We replace :math:`mathit{lsn}` and :math:`mathit{lst}` on the nodes to be calculated by the new stored values of*d*and*lst.

Nodes identified as « calculated nodes » have level-sets that are then frozen during the \(\mathit{lsn}\) reset and \(\mathit{lst}\) reorthogonalization phases.

The algorithm launched after the propagation and reorthogonalization phases of \(\mathit{lst}\) and before it was reset is the same, but it only calculates the \(\mathit{lst}\) distances, in the same way as \(\mathit{lsn}\) previously, without touching the values of \(\mathit{lsn}\).

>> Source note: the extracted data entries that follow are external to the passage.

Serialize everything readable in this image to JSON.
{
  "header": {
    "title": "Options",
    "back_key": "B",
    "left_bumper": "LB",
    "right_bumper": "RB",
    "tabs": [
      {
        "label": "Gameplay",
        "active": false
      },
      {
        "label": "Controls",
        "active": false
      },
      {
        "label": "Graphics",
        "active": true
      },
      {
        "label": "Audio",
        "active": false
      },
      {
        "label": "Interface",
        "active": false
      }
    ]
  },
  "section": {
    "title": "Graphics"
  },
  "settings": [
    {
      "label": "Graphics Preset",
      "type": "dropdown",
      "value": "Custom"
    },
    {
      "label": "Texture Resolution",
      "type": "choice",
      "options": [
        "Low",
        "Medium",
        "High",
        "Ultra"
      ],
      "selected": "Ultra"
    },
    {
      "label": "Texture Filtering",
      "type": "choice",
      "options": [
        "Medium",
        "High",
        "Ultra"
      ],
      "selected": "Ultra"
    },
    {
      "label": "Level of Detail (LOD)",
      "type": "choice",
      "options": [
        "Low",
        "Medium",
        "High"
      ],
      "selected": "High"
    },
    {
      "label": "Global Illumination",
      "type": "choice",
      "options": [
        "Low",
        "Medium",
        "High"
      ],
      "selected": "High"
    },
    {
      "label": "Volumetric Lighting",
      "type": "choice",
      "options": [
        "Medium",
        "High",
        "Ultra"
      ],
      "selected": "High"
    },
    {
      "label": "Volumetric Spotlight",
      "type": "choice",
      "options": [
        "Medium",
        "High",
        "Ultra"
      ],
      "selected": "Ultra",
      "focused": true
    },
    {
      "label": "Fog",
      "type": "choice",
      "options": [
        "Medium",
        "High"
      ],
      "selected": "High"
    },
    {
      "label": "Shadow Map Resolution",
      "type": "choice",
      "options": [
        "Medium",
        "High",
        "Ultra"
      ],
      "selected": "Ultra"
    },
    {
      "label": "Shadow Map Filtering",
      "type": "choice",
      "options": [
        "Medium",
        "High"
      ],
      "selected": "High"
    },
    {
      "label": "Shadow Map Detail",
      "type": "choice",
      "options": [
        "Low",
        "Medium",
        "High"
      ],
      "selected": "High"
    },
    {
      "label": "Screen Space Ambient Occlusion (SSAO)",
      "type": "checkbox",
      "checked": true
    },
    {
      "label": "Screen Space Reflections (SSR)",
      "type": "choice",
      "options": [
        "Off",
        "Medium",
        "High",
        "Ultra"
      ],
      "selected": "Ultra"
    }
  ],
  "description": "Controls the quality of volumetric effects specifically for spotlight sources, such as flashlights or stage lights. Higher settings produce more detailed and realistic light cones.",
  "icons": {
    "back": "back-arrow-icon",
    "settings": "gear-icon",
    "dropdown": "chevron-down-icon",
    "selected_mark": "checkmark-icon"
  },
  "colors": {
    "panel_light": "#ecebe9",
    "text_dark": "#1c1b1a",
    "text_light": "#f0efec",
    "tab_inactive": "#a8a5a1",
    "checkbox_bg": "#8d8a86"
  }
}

The algorithm described above is valid only in 3D because in 2D you cannot form triangles. In fact, only two intersection points can be detected for each element.

To use the same algorithm in 2D as for the 3D case, the following solution can be used. A triangle is formed using the two intersection points (\(A\) and \(B\)) and a virtual point (\(C\)). This is chosen so that the triangle formed is in a plane orthogonal to the plane of the model (plane \(X\mathrm{-}Y\)). To avoid numerical problems, the coordinates of the virtual point (\(C\)) are calculated in the following way:

      • \(X,Y\) = coordinates of the midpoint of the edge connecting the two intersection points (\(A\) and \(B\)),

      • \(Z\) = distance between the two intersection points (\(A\) and \(B\)).